You're reading: Vladimir Makei: Minsk has no info on Yezhel’s whereabouts

Foreign Minister of Belarus Vladimir Makei has said that he has no information on the whereabouts of former Defense Minister of Ukraine Mykhailo Yezhel.

“I do not have the data on what his status is and where he is,” the minister said in Kyiv on Friday answering a question about the possibility of handing Yezhel over to Kyiv.

Makei stressed that this issue is within the competence not of the Foreign Ministry, but of law enforcement officers.

Yezhel is suspected of misusing public office and assisting a third party from 2011 to 2012. He issued four separate tasks paid for by budget resources not paid to the organizations which carried them out (commercial entities were contracted to provide food services to Ukrainian Armed Forces personnel). These actions cost the state about Hr 43 million and had serious consequences.

According to law-enforcement agencies, Yezhel has been put on the Ukrainian government’s wanted list and steps have been taken to put him on the international wanted list. Kyiv’s Pechersky District Court authorized a special pre-trial investigation of a criminal case involving Yezhel. The court has authorized his arrest and transfer to a court for determining pre-trial detention pending trial.

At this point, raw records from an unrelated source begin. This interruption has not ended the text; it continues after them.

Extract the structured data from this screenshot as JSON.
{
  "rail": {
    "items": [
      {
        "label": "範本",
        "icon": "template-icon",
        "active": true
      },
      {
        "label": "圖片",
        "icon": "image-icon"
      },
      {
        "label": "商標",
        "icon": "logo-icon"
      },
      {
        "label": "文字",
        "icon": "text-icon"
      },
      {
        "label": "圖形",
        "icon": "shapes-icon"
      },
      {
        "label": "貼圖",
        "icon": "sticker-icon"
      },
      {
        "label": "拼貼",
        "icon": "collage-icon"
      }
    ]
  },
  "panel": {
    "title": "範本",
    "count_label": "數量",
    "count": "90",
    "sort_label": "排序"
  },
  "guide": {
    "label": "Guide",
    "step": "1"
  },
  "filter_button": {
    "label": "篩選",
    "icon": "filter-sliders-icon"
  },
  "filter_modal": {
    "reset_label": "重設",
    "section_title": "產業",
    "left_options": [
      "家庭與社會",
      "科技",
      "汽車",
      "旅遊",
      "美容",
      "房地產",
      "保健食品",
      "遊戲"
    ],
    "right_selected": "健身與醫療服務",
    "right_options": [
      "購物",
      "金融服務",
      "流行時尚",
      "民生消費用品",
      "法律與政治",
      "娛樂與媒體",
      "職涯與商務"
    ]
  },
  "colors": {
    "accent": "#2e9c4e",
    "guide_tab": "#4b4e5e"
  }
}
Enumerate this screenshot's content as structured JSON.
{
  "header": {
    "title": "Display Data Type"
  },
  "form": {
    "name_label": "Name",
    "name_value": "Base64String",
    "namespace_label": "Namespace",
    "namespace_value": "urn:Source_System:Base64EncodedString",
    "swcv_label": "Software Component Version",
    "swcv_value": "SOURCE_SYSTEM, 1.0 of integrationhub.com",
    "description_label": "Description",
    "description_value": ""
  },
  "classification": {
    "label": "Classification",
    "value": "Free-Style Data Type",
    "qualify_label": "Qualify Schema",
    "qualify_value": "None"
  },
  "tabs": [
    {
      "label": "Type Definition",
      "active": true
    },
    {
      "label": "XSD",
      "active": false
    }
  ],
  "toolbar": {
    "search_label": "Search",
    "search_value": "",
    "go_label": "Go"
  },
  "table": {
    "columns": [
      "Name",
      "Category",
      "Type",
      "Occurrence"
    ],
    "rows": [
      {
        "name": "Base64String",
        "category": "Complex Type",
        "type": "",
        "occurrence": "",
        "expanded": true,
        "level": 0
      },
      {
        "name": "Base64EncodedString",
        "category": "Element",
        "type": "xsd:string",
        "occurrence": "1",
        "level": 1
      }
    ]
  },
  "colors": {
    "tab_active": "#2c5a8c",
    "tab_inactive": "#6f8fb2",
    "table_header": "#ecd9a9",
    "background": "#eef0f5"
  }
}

On March 14, 2016, Ukrainian Deputy Prosecutor General and Chief Military Prosecutor Anatoliy Matios said Yezhel had been convalescing in a Belarusian military hospital. “If Yezhel is in territory of another state and, according to official information, is sick, there is no other choice under law but to wait for him to recover. We are not able to follow up on this case in Belarus,” Matios said.

Matios said Yezhel is wanted for questioning about his decision to green-light the sale of army property in 2011. “The decision made by the then defense minister resulted in the unlawful sale of two Tu-95MS strategic bombers to a legal entity. The state lost more than Hr 24 million as a result. The aircraft and aircraft parts were seized before they could be sold to Russia,” the military prosecutor said.